Take the example of the new ‘Press Relations’ group. This was a combination of the old News and Control divisions and hoped to secure greater co-ordination between the issue and censorship of news. A decision to merge Collecting and Administration into a ‘Co-ordination and Intelligence’ group was taken for similar reasons. Even the transformation of the Publicity division into separate ‘Publicity User’ and ‘Publicity Producer’ groups was motivated by a desire to rationalise. In fact, each change reflected an increasingly detailed planning process, and a growing belief that an official explanation of the war and campaigns to reassure the public would be needed from the outset.
The later history of the MOI is one of the partial dismantling and attempted rebuilding of this pre-war plan. A succession of infamous failings during its first months led to intense criticism and resulted in all responsibility for news and censorship being temporarily removed. However, although the MOI’s administrative history is marked by almost constant change and revision, it is notable that the structure dismantled in 1945 was remarkably similar to that envisaged in 1939 (particularly when viewed according to function).
This is best exemplified by assessing the situation that existed under Brendan Bracken (who is generally regarded as the most successful Minister to have graced the department). Bracken’s ‘Press and Censorship’ was the obvious successor of the 1939 ‘Press Relations’ group that caused so many difficulties during 1939-40, whilst his ‘Production’ and ‘Administration’ groups were also rooted in pre-war ideas. The main change had actually come earlier when the ‘Publicity Users’ group had been split into separate ‘Home’ and ‘Overseas’ departments during 1940.
Other changes can be explained by context. Thus, as the war situation had become more desperate during the summer of 1940, the MOI’s attention had turned increasingly towards Home publicity; similarly, as the military tide turned in 1942, Bracken expanded Overseas by adding a number of increasingly specialised sub-sections focused on particular geographical areas.

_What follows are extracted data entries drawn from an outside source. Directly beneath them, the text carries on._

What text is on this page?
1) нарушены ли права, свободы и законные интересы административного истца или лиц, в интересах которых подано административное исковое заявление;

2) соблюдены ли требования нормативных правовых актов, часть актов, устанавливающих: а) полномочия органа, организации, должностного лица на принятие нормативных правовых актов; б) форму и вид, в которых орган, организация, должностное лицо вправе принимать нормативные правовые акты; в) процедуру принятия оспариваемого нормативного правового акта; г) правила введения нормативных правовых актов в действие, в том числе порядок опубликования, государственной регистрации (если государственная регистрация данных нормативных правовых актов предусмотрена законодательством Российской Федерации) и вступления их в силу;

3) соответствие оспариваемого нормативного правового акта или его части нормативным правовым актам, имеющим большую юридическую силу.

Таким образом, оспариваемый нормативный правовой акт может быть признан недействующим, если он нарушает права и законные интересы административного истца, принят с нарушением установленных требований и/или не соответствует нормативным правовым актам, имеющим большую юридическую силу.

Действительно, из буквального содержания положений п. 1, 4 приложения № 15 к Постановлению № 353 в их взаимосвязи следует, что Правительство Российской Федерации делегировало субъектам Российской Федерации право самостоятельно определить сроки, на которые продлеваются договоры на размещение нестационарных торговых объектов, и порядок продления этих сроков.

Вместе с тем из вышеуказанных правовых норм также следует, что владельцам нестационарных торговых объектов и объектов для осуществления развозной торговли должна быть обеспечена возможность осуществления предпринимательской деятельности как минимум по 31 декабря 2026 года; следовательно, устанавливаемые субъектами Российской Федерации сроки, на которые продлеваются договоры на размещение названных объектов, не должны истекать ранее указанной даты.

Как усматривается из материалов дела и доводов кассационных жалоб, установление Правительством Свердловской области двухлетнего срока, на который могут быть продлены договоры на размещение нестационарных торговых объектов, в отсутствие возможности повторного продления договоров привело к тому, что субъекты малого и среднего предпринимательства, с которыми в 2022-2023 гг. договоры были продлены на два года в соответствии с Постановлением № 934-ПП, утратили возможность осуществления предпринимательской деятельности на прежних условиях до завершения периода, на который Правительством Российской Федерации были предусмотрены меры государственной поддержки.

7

The MOI in 1945 was a composite of the structure envisaged three years earlier and the various revisions that had been made along the way. Its varied responsibilities, and the inevitable difficulties it faced, had encouraged the addition, removal and restructuring of different ‘groups’, ‘divisions’ and ‘departments’. Yet the main difference was that, after six years, the department had been able to find its feet. This was reflected in the findings of a 1944 government audit which noted that the MOI now enjoyed ‘a thoroughness and solidity, combined with flexibility and enterprise which are the hall-marks of administrative efficiency’.

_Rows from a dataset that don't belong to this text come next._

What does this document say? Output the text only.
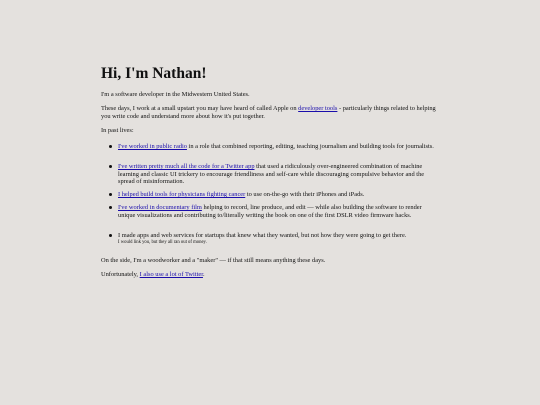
Hi, I'm Nathan!

I'm a software developer in the Midwestern United States.

These days, I work at a small upstart you may have heard of called Apple on developer tools - particularly things related to helping you write code and understand more about how it's put together.

In past lives:

I've worked in public radio in a role that combined reporting, editing, teaching journalism and building tools for journalists.
I've written pretty much all the code for a Twitter app that used a ridiculously over-engineered combination of machine learning and classic UI trickery to encourage friendliness and self-care while discouraging compulsive behavior and the spread of misinformation.
I helped build tools for physicians fighting cancer to use on-the-go with their iPhones and iPads.
I've worked in documentary film helping to record, line produce, and edit — while also building the software to render unique visualizations and contributing to/literally writing the book on one of the first DSLR video firmware hacks.
I made apps and web services for startups that knew what they wanted, but not how they were going to get there.
I would link you, but they all ran out of money.

On the side, I'm a woodworker and a "maker" — if that still means anything these days.

Unfortunately, I also use a lot of Twitter.
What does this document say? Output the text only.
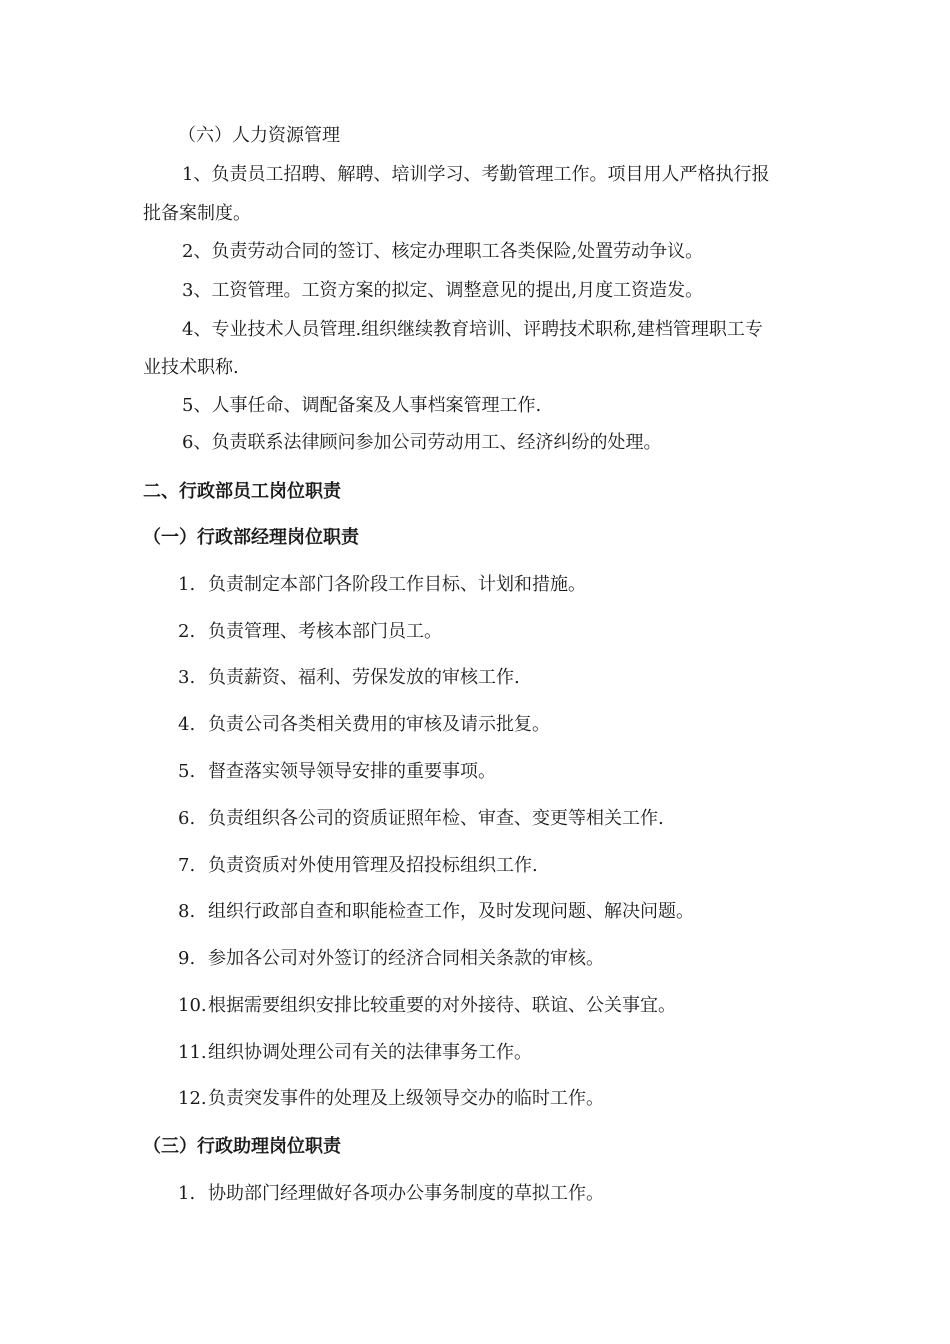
（六）人力资源管理
1、负责员工招聘、解聘、培训学习、考勤管理工作。项目用人严格执行报
批备案制度。
2、负责劳动合同的签订、核定办理职工各类保险,处置劳动争议。
3、工资管理。工资方案的拟定、调整意见的提出,月度工资造发。
4、专业技术人员管理.组织继续教育培训、评聘技术职称,建档管理职工专
业技术职称.
5、人事任命、调配备案及人事档案管理工作.
6、负责联系法律顾问参加公司劳动用工、经济纠纷的处理。
二、行政部员工岗位职责
（一）行政部经理岗位职责
1. 负责制定本部门各阶段工作目标、计划和措施。
2. 负责管理、考核本部门员工。
3. 负责薪资、福利、劳保发放的审核工作.
4. 负责公司各类相关费用的审核及请示批复。
5. 督查落实领导领导安排的重要事项。
6. 负责组织各公司的资质证照年检、审查、变更等相关工作.
7. 负责资质对外使用管理及招投标组织工作.
8. 组织行政部自查和职能检查工作，及时发现问题、解决问题。
9. 参加各公司对外签订的经济合同相关条款的审核。
10.根据需要组织安排比较重要的对外接待、联谊、公关事宜。
11.组织协调处理公司有关的法律事务工作。
12.负责突发事件的处理及上级领导交办的临时工作。
（三）行政助理岗位职责
1. 协助部门经理做好各项办公事务制度的草拟工作。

Nevertheless, while this led some to call for the MOI’s activities to be retained as a function of government, the stigma associated with ‘propaganda’ remained. It was for this reason that Brendan Bracken famously urged his department to stop ‘lecturing’ and maintained that it should be wound up immediately upon the end of the war.
The eventual replacement of the MOI by the Central Office of Information (COI) in April 1946 can be regarded as a compromise. The new body demonstrated that public relations would remain but would not be responsible for initiating its own campaigns (it would instead provide technical assistance to individual departments). It was, therefore, a very different institution to that which entered into the pages of history on 31 March 1946.